1966) provides that attorney's fees "shall be allowed only on the
amount of compensation controverted and awarded."   This argument
has merit.
     Where an employer demonstrates that it is liable for only a
portion of a worker's present disability within the meaning of
Second Injury Fund legislation, attorney's fees due from the
employer should only be computed upon the basis of the amount of
the employer's liability for benefits, not upon the amount of total
disability benefits.  Buckner v. Sparks Regional Medical Ctr., 32
Ark. App. 5, 794 S.W.2d 623 (1990); Prier Brass v. Weller, 23 Ark.

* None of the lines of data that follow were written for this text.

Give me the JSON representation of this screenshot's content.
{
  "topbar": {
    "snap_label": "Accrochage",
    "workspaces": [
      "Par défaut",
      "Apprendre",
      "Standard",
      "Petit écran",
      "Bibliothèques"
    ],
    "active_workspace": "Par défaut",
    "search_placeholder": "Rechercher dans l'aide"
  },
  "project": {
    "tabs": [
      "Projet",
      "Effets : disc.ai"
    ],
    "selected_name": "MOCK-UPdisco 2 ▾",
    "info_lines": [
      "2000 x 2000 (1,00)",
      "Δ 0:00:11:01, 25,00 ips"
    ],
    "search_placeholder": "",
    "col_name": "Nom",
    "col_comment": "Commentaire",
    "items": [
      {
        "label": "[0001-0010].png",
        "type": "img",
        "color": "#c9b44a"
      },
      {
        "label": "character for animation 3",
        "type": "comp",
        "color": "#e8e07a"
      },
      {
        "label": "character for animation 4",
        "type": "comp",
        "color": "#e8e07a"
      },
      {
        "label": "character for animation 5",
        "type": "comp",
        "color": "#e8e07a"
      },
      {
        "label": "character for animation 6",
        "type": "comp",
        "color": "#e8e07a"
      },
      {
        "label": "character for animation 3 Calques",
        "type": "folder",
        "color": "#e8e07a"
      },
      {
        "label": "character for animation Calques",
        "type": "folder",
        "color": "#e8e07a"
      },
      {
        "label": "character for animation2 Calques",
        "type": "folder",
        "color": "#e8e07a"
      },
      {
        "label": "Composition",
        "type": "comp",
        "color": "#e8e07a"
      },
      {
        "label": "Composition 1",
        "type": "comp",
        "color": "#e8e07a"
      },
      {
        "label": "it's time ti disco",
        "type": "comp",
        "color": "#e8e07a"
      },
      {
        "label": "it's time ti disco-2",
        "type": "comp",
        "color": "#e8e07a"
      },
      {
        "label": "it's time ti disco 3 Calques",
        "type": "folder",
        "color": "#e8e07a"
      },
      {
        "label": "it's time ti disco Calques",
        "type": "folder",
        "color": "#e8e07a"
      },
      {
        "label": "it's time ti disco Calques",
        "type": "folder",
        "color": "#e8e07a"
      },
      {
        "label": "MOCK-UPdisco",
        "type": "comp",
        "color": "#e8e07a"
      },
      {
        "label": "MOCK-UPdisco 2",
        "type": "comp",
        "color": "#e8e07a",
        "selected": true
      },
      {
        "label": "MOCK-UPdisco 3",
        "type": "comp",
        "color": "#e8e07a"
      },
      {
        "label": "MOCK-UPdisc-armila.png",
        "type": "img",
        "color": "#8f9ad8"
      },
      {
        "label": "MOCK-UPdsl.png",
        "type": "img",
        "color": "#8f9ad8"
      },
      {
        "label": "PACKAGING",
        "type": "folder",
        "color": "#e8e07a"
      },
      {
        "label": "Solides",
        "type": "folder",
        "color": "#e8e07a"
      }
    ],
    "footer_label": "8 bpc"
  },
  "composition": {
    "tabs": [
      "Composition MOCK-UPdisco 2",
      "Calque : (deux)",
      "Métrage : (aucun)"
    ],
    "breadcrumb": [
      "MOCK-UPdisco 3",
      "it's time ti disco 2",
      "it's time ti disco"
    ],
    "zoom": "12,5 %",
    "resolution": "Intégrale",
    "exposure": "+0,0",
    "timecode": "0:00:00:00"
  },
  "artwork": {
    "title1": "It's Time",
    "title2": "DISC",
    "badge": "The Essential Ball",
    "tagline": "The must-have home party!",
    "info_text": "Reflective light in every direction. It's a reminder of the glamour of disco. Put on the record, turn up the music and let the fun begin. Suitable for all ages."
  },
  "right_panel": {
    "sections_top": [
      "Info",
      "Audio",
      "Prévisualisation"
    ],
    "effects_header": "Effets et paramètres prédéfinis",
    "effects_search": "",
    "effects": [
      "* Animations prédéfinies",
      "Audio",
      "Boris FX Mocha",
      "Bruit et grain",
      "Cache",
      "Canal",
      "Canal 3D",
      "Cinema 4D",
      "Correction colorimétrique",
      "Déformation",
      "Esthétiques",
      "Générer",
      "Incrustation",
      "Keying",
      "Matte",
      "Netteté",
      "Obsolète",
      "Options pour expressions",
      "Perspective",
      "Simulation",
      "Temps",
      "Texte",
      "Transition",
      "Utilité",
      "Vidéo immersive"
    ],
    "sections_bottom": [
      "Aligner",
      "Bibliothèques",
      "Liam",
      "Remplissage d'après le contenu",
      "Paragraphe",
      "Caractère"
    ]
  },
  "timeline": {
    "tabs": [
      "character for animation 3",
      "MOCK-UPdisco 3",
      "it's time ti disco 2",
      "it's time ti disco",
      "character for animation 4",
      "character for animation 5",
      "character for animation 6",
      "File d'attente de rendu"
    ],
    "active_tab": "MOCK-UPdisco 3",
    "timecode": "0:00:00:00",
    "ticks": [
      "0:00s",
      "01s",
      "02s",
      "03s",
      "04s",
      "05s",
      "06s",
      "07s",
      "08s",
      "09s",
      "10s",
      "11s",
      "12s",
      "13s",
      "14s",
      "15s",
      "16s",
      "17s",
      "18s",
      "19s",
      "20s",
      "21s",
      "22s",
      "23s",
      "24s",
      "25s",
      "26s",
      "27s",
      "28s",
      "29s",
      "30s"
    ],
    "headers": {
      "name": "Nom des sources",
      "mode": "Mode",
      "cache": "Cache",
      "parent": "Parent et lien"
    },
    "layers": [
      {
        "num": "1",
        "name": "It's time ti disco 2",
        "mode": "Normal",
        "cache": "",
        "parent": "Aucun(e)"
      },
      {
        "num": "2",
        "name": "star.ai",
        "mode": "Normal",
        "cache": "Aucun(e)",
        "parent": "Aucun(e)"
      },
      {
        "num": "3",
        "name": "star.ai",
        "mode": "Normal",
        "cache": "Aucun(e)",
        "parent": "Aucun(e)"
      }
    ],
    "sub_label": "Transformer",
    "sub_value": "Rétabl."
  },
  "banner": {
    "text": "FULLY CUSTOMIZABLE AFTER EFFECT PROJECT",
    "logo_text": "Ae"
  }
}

App. 193, 745 S.W.2d 647 (1988).  In short, an employer's liability
for attorney's fees is limited to the amount of benefits awarded
from injuries occurring while the worker was employed by that
employer.  Given our reversal of the Commission's decision of the
amount of Stucco's liability for benefits, we also reverse the
amount of attorney's fees assessed against Stucco.
     The Commission's decision is reversed, and the case is
remanded for entry of an order consistent with this opinion.